A companhia estadual garante ter investido R$200 milhões na infraestrutura hídrica de Petrolina nos últimos 10 anos / Compesa/divulgação

Na zona da mata norte de Pernambuco, o município de Itambé tem gestão municipalizada desde 1968. A Secretaria de Infraestrutura é a responsável pelo sistema, que recebeu pouquíssimo investimento ao longo desses 50 anos. Apesar de estar na região do estado com mais chuvas, a população só recebe água na torneira a cada duas ou três semanas – e quase sempre uma água barrenta.

De acordo com estudo do Ministério de Minas e Energia, dos 36,5 mil habitantes de Itambé, cerca de 22 mil (60%) têm abastecimento de água, com cerca de 15% utilizando poços ou fontes de água natural e 25% utilizam “outras formas de abastecimento”. A rede de saneamento é ainda mais precária: só 18,4% possuem esgotamento sanitário adequado.

Em Pernambuco a Compesa opera em 172 de um total de 184 municípios. Itambé é um dos 12 com sistemas municipais.
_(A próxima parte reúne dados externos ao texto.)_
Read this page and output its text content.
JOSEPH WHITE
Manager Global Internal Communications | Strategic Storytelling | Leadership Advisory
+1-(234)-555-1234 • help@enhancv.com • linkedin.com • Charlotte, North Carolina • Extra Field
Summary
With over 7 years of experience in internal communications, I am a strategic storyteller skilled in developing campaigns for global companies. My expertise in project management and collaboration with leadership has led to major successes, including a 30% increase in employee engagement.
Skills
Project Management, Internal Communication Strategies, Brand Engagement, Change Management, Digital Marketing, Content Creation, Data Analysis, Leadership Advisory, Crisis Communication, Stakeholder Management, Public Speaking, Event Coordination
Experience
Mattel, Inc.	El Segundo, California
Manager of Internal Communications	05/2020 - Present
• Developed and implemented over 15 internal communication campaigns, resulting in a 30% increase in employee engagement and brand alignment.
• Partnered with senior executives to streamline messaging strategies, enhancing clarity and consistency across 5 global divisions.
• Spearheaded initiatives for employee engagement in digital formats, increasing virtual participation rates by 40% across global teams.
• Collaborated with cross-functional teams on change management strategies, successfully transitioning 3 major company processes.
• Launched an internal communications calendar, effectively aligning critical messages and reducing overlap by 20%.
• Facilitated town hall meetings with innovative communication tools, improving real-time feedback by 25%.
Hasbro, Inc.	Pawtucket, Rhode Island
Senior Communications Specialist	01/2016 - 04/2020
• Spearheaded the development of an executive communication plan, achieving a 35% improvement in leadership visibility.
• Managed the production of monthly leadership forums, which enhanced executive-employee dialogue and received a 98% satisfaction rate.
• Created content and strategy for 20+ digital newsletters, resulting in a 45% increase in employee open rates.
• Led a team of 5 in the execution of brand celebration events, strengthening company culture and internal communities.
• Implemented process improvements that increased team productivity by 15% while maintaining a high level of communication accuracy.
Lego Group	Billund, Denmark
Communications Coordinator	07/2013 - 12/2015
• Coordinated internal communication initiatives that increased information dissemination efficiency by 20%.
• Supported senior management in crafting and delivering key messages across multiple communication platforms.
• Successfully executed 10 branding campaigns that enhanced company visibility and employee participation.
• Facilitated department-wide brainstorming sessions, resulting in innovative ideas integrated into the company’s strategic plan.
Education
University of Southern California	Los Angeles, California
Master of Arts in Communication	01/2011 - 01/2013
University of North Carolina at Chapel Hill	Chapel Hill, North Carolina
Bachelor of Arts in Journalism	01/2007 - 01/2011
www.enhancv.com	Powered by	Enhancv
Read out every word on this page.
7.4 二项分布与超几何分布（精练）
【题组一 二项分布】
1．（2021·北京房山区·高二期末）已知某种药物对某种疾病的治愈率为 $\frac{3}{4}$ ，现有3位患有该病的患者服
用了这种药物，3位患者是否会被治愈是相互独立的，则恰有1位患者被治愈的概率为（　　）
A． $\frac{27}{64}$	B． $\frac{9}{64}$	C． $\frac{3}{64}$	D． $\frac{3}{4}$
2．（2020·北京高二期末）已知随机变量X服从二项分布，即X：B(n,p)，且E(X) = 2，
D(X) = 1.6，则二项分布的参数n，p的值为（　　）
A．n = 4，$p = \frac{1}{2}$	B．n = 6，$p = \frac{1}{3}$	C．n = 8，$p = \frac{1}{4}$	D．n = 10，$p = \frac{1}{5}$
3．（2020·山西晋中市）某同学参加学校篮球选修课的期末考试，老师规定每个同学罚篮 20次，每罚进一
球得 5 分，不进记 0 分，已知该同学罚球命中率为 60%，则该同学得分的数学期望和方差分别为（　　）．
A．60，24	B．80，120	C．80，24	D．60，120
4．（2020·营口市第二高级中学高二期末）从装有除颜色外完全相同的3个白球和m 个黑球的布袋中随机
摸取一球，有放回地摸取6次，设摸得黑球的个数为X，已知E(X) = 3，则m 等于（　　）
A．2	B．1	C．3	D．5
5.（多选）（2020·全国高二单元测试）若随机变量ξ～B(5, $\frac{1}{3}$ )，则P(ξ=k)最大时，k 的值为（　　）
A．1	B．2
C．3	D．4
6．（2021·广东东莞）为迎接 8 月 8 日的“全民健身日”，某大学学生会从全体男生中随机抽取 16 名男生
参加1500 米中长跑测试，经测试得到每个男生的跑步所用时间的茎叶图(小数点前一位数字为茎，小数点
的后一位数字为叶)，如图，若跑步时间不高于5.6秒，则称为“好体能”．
Também na zona da mata estão Água Preta, Amaraji, Catende, Cortês, Gameleira, Jaqueira, Palmares e Xexéu; além de Iati no agreste e Carnaubeira da Penha e Inajá, no sertão do estado; todos com redes independentes da Compesa.

A companhia estadual, no entanto, é incentivadora da atividade privada nesse tipo de serviço e classifica como “experiência exitosa” o Programa Cidade Saneada, parceria público-privada para atender Goiana (na zona da mata norte) e os 14 municípios da região metropolitana do Recife. “A parceria visa entregar novos sistemas de esgotamento sanitário nas cidades onde a Compesa ainda não atua, além da ampliação da estrutura já existente. A meta é alcançar cobertura de saneamento de 90% das residências na região metropolitana”. O programa foi iniciado em 2013 e segue até 2037, com uma previsão orçamentária de R$ 6,7 bilhões.